O MENAC é uma entidade administrativa independente, com poderes de autoridade, criada para promover a transparência, a integridade e a efetividade das políticas de prevenção da corrupção e de infrações conexas em Portugal.

Nos últimos anos, muitas organizações centraram os seus esforços na criação formal de políticas, planos e canais. Esse passo continua a ser necessário, mas já não é suficiente. O novo projeto de Regulamento Interno do MENAC aponta para uma fase em que o regulador pretende organizar melhor a sua atuação, definir procedimentos internos e estruturar unidades com funções específicas de fiscalização.

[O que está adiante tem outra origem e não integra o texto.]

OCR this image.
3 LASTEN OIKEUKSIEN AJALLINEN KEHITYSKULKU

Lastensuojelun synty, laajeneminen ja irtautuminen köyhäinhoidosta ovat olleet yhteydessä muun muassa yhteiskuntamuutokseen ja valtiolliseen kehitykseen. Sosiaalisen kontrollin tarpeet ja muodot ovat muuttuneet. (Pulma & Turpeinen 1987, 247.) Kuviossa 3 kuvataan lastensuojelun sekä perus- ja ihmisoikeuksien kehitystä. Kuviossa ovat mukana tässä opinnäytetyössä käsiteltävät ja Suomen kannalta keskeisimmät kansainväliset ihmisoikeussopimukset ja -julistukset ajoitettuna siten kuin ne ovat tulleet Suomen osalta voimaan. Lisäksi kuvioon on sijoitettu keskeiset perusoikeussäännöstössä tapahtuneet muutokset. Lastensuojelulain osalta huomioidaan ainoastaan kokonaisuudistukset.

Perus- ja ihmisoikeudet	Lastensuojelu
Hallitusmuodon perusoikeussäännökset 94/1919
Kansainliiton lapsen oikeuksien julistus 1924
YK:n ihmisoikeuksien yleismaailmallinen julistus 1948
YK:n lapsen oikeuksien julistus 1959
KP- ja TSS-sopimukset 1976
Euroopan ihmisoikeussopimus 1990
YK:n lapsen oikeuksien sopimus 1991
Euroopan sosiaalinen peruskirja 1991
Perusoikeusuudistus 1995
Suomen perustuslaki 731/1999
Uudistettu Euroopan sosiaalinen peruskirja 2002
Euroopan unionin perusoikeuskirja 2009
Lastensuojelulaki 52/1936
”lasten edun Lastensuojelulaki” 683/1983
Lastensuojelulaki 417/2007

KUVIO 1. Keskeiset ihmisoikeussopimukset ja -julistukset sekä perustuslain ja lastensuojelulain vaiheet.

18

Para áreas de compliance, auditoria, jurídico, recursos humanos e administração, este movimento deve ser interpretado como um sinal de maturidade regulatória. O foco tende a deslocar-se da mera existência de instrumentos para a avaliação da sua qualidade, atualização, eficácia e rastreabilidade.

A criação da UFIC: o ponto central para o compliance

O ponto mais relevante do novo Regulamento Interno é a consolidação da Unidade de Fiscalização e Contraordenações, a UFIC.

Esta unidade passa a ser o serviço do MENAC responsável por matérias de fiscalização e contraordenações. Entre as suas competências, destacam-se a fiscalização da execução do RGPC, a análise de informação sobre incumprimentos, a apreciação de reclamações, queixas e participações, bem como a proposta de instauração e instrução de processos contraordenacionais.

Para além disso, o projeto é claro ao atribuir à UFIC responsabilidades em matéria de contraordenações previstas no RGPDI. Na prática, isto coloca o canal de denúncias dentro do campo direto de atenção do MENAC.

Isto não significa que todas as organizações serão automaticamente fiscalizadas. Significa, porém, que o regulador está a criar uma estrutura mais preparada para verificar, acompanhar e, quando existam indícios de incumprimento, instaurar processos.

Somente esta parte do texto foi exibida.